This reclining deer with its legs folded along its body, oval-shaped head held high and its muzzle in the air, seems almost alive. It is composed of three lacquered wood elements, topped by a pair of fossilized antlers bearing polychrome traces. A flat disc serving as a drum is fixed to the rear hind flank. The droplet motifs on the coat point to the sika, a species of deer widespread in southern Asia. The auspicious nature of this animal may explain the realism with which it is portrayed, related no doubt to the efficiency of the object’s magical function.
The head is fixed to the body by a tenon joint. The almond-shaped eyes have been outlined with a gouge, the mouth sawn out, and the limbs fashioned by means of an adze. Some cracks on the animal’s back are the result of a prolonged spell in damp surroundings. The color, however, has only slightly darkened thanks to a mercuric sulphide-based coloring agent, which has reduced decay.
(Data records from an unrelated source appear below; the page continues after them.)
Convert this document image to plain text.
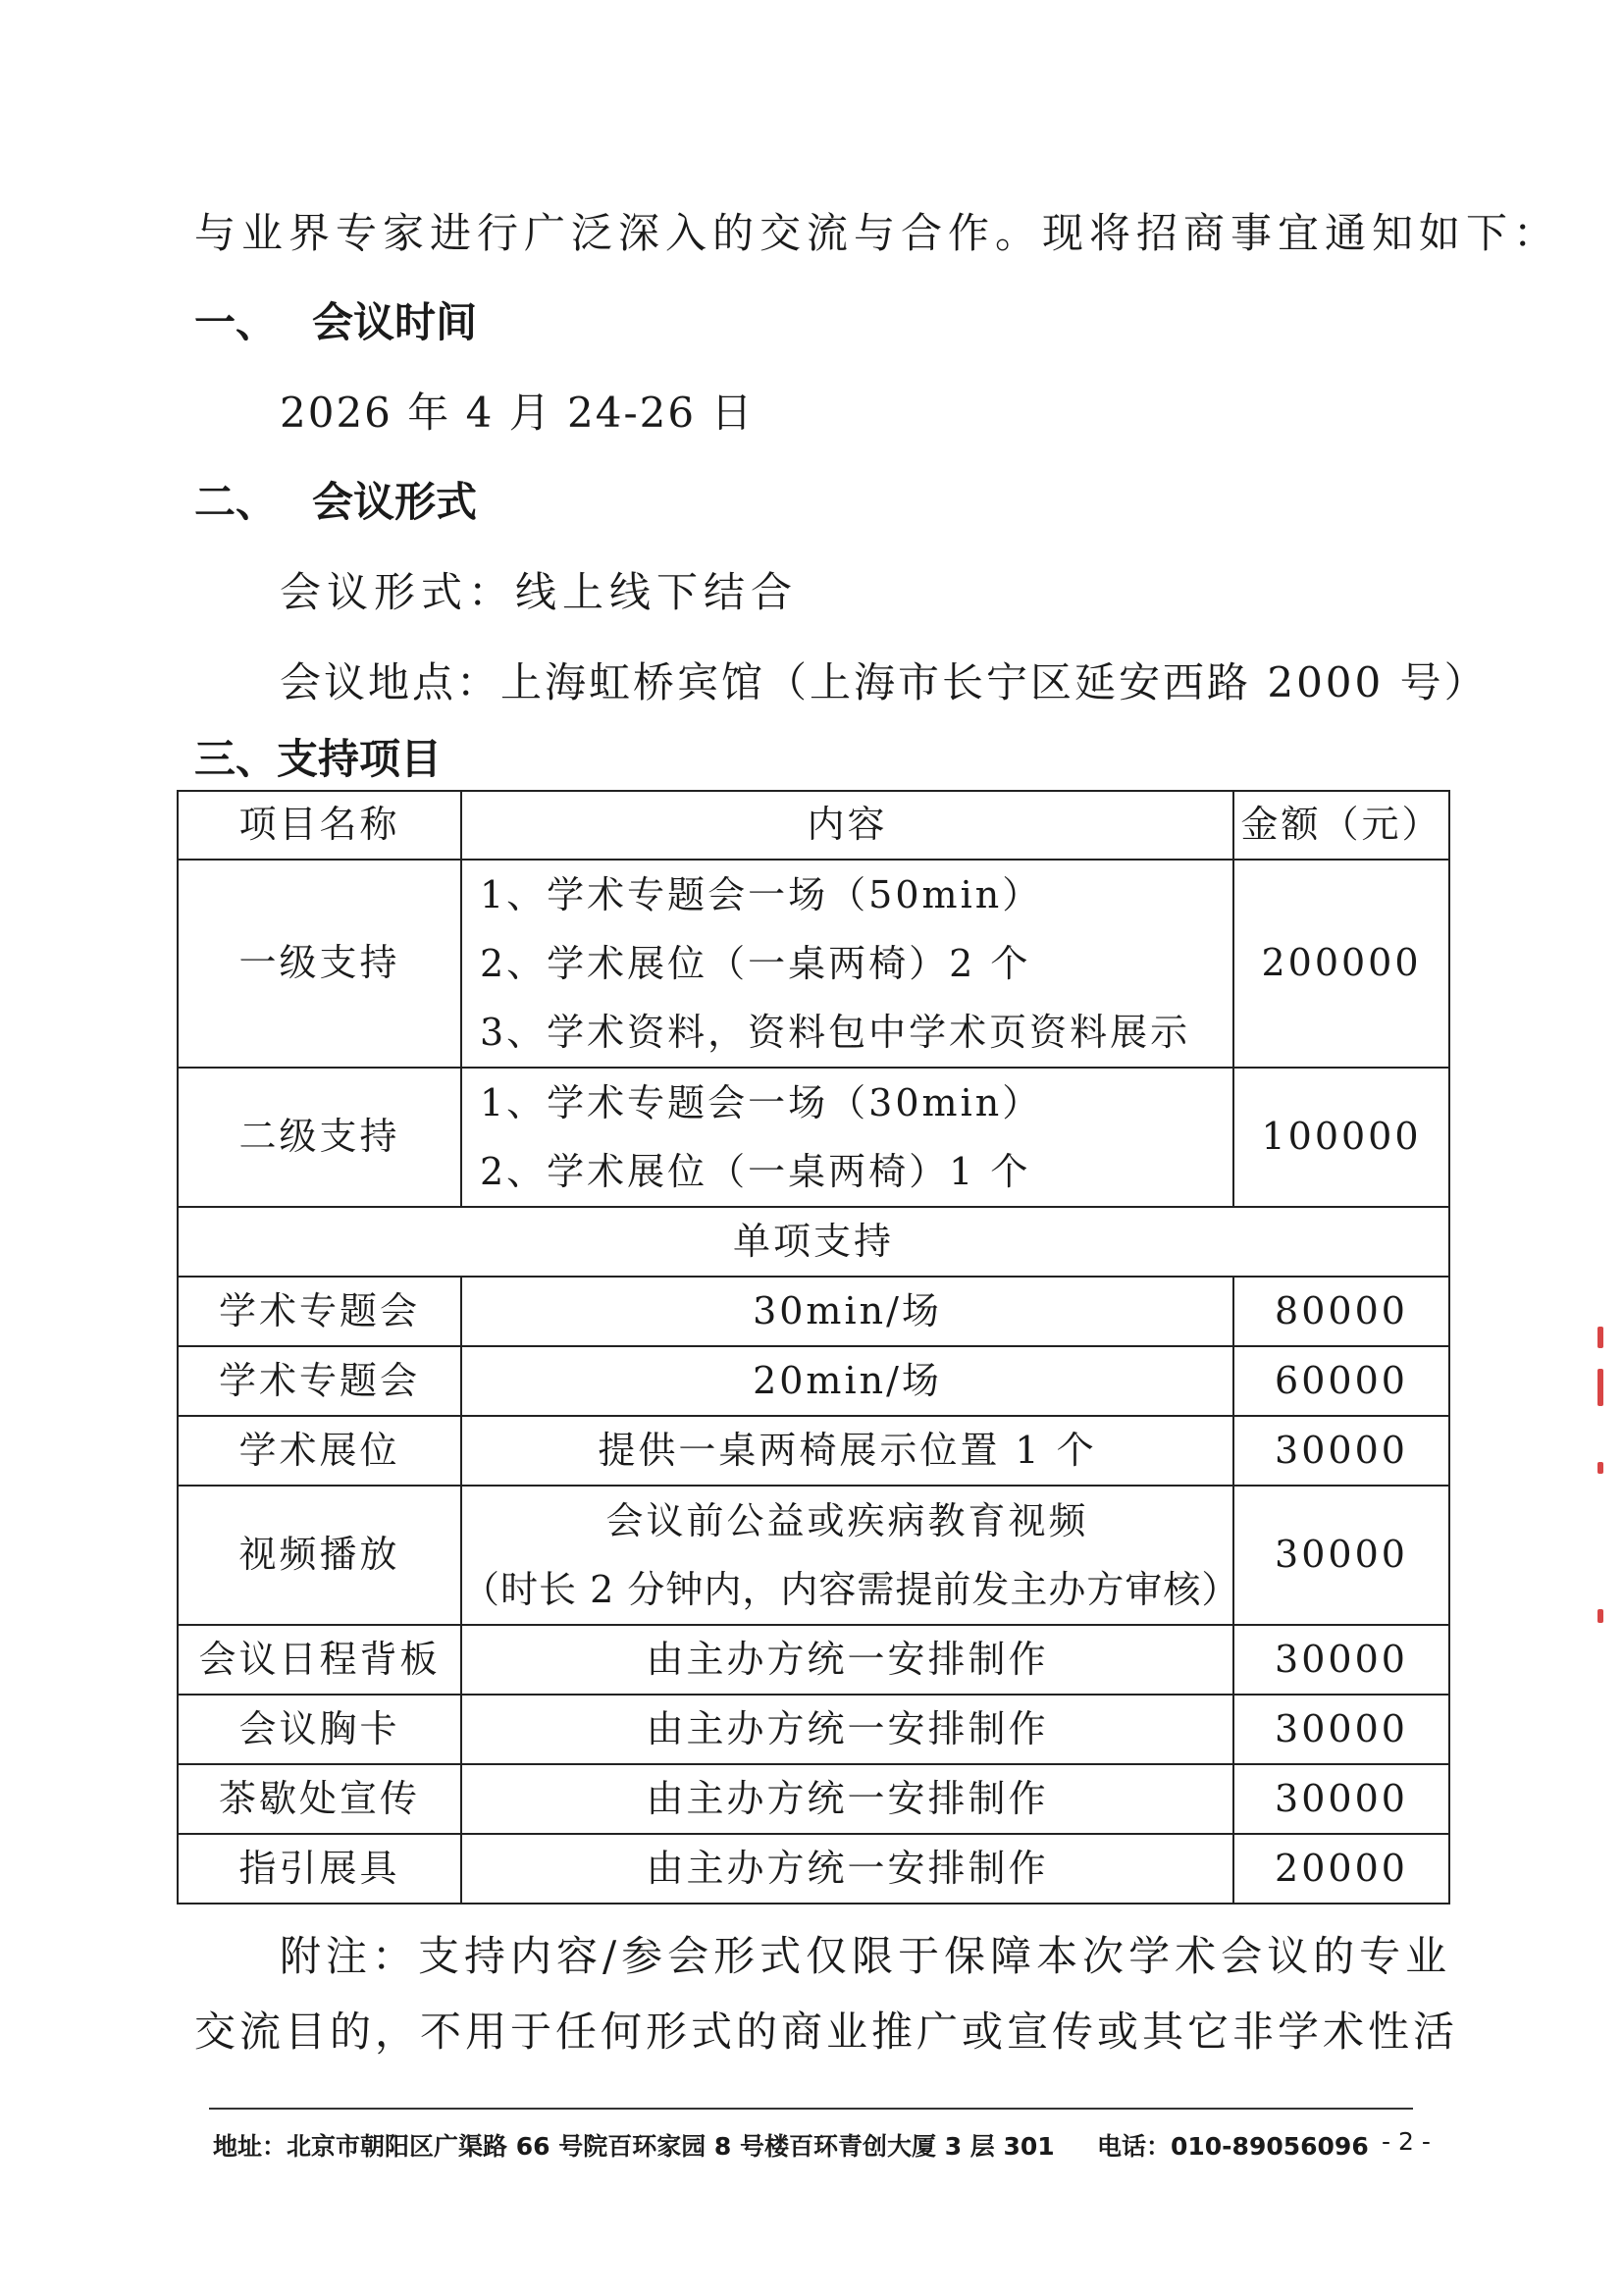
与业界专家进行广泛深入的交流与合作。现将招商事宜通知如下：
一、 会议时间
2026 年 4 月 24-26 日
二、 会议形式
会议形式：线上线下结合
会议地点：上海虹桥宾馆（上海市长宁区延安西路 2000 号）
三、支持项目
项目名称	内容	金额（元）
一级支持	1、学术专题会一场（50min）
2、学术展位（一桌两椅）2 个
3、学术资料，资料包中学术页资料展示	200000
二级支持	1、学术专题会一场（30min）
2、学术展位（一桌两椅）1 个	100000
单项支持		
学术专题会	30min/场	80000
学术专题会	20min/场	60000
学术展位	提供一桌两椅展示位置 1 个	30000
视频播放	会议前公益或疾病教育视频
（时长 2 分钟内，内容需提前发主办方审核）	30000
会议日程背板	由主办方统一安排制作	30000
会议胸卡	由主办方统一安排制作	30000
茶歇处宣传	由主办方统一安排制作	30000
指引展具	由主办方统一安排制作	20000
附注：支持内容/参会形式仅限于保障本次学术会议的专业
交流目的，不用于任何形式的商业推广或宣传或其它非学术性活
地址：北京市朝阳区广渠路 66 号院百环家园 8 号楼百环青创大厦 3 层 301 电话：010-89056096 - 2 -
Similar models have been unearthed at Jiangling in the N°10 Yutaishan tombs where they acted as guard animals. These highly realistic objects sought to capture the magical properties and soul of an animal whose life depended on its antlers, a process in which the beat of the drum during ritual ceremonies perhaps also played its role. The emergence of such animal figures formed part of the gradual evolution of the typical Chu magical bestiary from stylized to realistic forms. The Chu kingdom was one of the independent Chinese states that existed before the whole country was unified by the first emperor Qin Shi Huang in 221 BCE. It occupied a large area of southern China and was one of the major powers during the Warring States Period (prior to 221 BCE).